We now know that laughter and positive emotion help blood vessels function better. The inner lining of blood vessels (the endothelium) has a powerful effect on blood vessel tone, regulates blood flow and, in general, plays an important role in cardiovascular disease development. When the endothelium dilates, blood flow is increased – and when it constricts, blood flow is decreased. The principal investigator of this study, Michael Miller, M.D. is the director of preventive cardiology at the University of Maryland Medical Center and associate professor of medicine at the University of Maryland School of Medicine. Dr. Miller claims that “the endothelium is the first line in the development of atherosclerosis or hardening of the arteries, so, given the results of our study, it is conceivable that laughing may be important to maintain a healthy endothelium, and reduce the risk of cardiovascular disease.”
This study measured the cardiovascular effects from viewing 30 minute segments of emotion provoking film. They used clips from a movie that caused mental stress, “Saving Private Ryan” (DreamWorks, 1998) and clips from a movie that was humorous, “King Pin” (MGM, 1996). Blood vessel reactivity was measured before and after watching the movies. The findings were that blood vessels dilated following watching a funny movie (increasing in diameter 22%), and that blood vessels constricted following watching a stressful movie (decreasing in diameter 35%). The subjects of this study were non-smokers with healthy cardiovascular systems. The good health of the volunteers removes study bias, lending itself to be respected, reproducible and to contain reliable conclusions.
These results go a long way in supporting Cousins’ earlier findings, and in confirming that laughter does a body good. “The magnitude of change we saw in the endothelium is similar to the benefit we might see with aerobic activity, but without the aches, pains and muscle tension associated with exercise,” says Dr. Miller. “We don’t recommend that you laugh and not exercise, but we do recommend that you try to laugh on a regular basis. Thirty minutes of exercise three times a week, and 15 minutes of laughter on a daily basis is probably good for the vascular system.”
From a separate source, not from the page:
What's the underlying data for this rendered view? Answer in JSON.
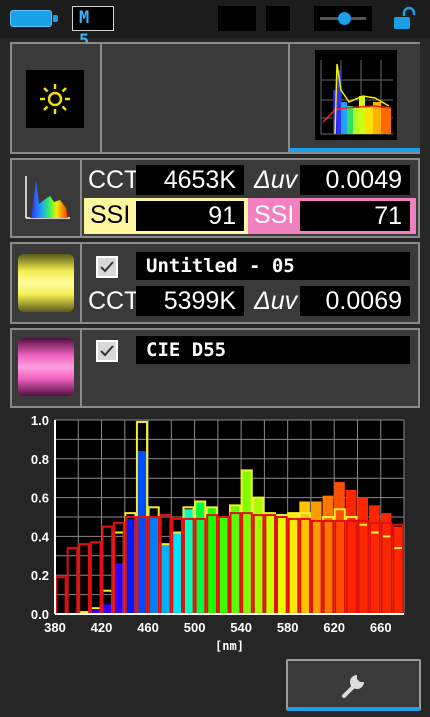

Perhaps we’ll see a new movement in healthcare, taking the phrase “laughter is the best medicine” to a clinical level. Some people have been quick to catch on, as laughter clinics spring up in hospitals and laughter clubs make a nationwide debut. Most bodyworkers already know that positive emotion and relaxation have far reaching holistic health benefits – except now there is scientific data to back it up.